In 2011, NASA discontinued the space shuttle program, choosing to rely on the Russian Soyuz spacecraft to ferry astronauts to and from the International Space Station. Instead of building a replacement for the space shuttle, NASA tasked the private sector with developing a new spacecraft.
SpaceX had planned to launch the spacecraft on Wednesday but had to scrub the launch just minutes before lift-off due to inclement weather. On Saturday, there were concerns that bad weather could delay the launch again, but the storms cleared the area, giving the shuttle a clear window to take off.

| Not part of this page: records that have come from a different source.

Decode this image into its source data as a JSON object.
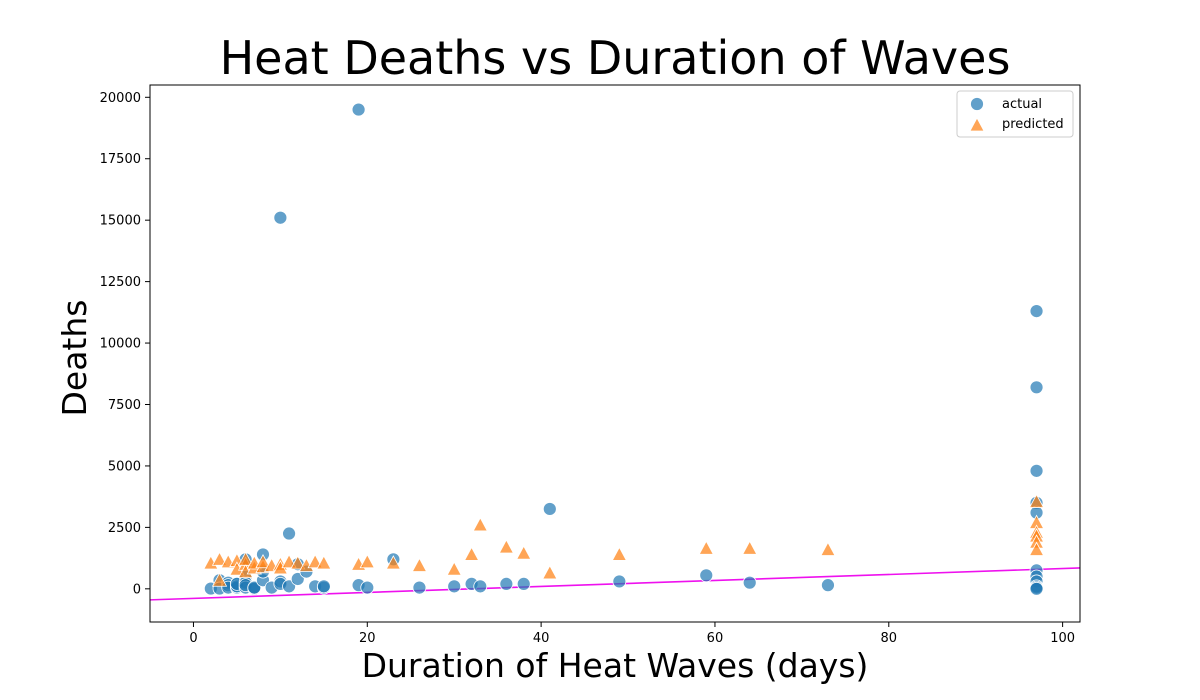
{
  "chart_data": {
    "type": "scatter",
    "title": "Heat Deaths vs Duration of Waves",
    "xlabel": "Duration of Heat Waves (days)",
    "ylabel": "Deaths",
    "xlim": [
      -5,
      102
    ],
    "ylim": [
      -1350,
      20500
    ],
    "xticks": [
      0,
      20,
      40,
      60,
      80,
      100
    ],
    "yticks": [
      0,
      2500,
      5000,
      7500,
      10000,
      12500,
      15000,
      17500,
      20000
    ],
    "grid": false,
    "legend_position": "top-right",
    "colors": {
      "actual": "#1f77b4",
      "predicted": "#ff7f0e",
      "fit_line": "#ee11ee"
    },
    "fit_line": {
      "x": [
        -5,
        102
      ],
      "y": [
        -450,
        850
      ]
    },
    "series": [
      {
        "name": "actual",
        "marker": "circle",
        "x": [
          2,
          3,
          3,
          4,
          4,
          4,
          5,
          5,
          5,
          5,
          6,
          6,
          6,
          6,
          6,
          7,
          7,
          7,
          8,
          8,
          8,
          9,
          10,
          10,
          10,
          11,
          11,
          12,
          12,
          13,
          14,
          15,
          15,
          19,
          19,
          20,
          23,
          26,
          30,
          32,
          33,
          36,
          38,
          41,
          49,
          59,
          64,
          73,
          97,
          97,
          97,
          97,
          97,
          97,
          97,
          97,
          97,
          97,
          97
        ],
        "y": [
          10,
          350,
          10,
          250,
          150,
          50,
          200,
          50,
          100,
          200,
          1200,
          500,
          250,
          50,
          150,
          30,
          10,
          50,
          1400,
          350,
          700,
          50,
          15100,
          300,
          200,
          2250,
          100,
          400,
          1000,
          700,
          100,
          50,
          100,
          19500,
          150,
          50,
          1200,
          50,
          100,
          200,
          100,
          200,
          200,
          3250,
          300,
          550,
          250,
          150,
          11300,
          8200,
          4800,
          3500,
          3100,
          750,
          500,
          300,
          100,
          50,
          0
        ]
      },
      {
        "name": "predicted",
        "marker": "triangle",
        "x": [
          2,
          3,
          3,
          4,
          5,
          5,
          6,
          6,
          6,
          7,
          7,
          8,
          8,
          9,
          10,
          10,
          11,
          12,
          13,
          14,
          15,
          19,
          20,
          23,
          26,
          30,
          32,
          33,
          36,
          38,
          41,
          49,
          59,
          64,
          73,
          97,
          97,
          97,
          97,
          97,
          97
        ],
        "y": [
          1050,
          1200,
          350,
          1100,
          1150,
          800,
          1000,
          700,
          1200,
          850,
          1050,
          900,
          1100,
          950,
          1000,
          850,
          1100,
          1050,
          950,
          1100,
          1050,
          1000,
          1100,
          1050,
          950,
          800,
          1400,
          2600,
          1700,
          1450,
          650,
          1400,
          1650,
          1650,
          1600,
          3550,
          2700,
          2300,
          2150,
          1900,
          1600
        ]
      }
    ],
    "legend": [
      {
        "label": "actual",
        "marker": "circle"
      },
      {
        "label": "predicted",
        "marker": "triangle"
      }
    ]
  }
}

The Crew Dragon spacecraft took off at 3:22 p.m. ET from the "Pad 39A," which is the same pad that Apollo 11 lifted off from in 1969 on its historic mission to land men on the moon. The crew module was blasted into orbit by the SpaceX Falcon 9 rocket. Once the rocket reaches the upper atmosphere, the module will separate and launch its own thrusters. The module is mostly autonomous, so the astronauts will have very little to worry about during the 19-hour flight to hook up with the International Space Station.
The spacecraft is crewed by two veteran NASA astronauts, Robert Behnken, 49, and Douglas Hurley, 53. They are expected to spend between one and three months onboard the ISS. NASA hopes to keep them in space until another Crew Dragon module is ready to ferry more astronauts into space.
When Behnken and Hurley return home, they will board the same crew module, which will guide them through the Earth's atmosphere and splashdown in the Atlantic Ocean.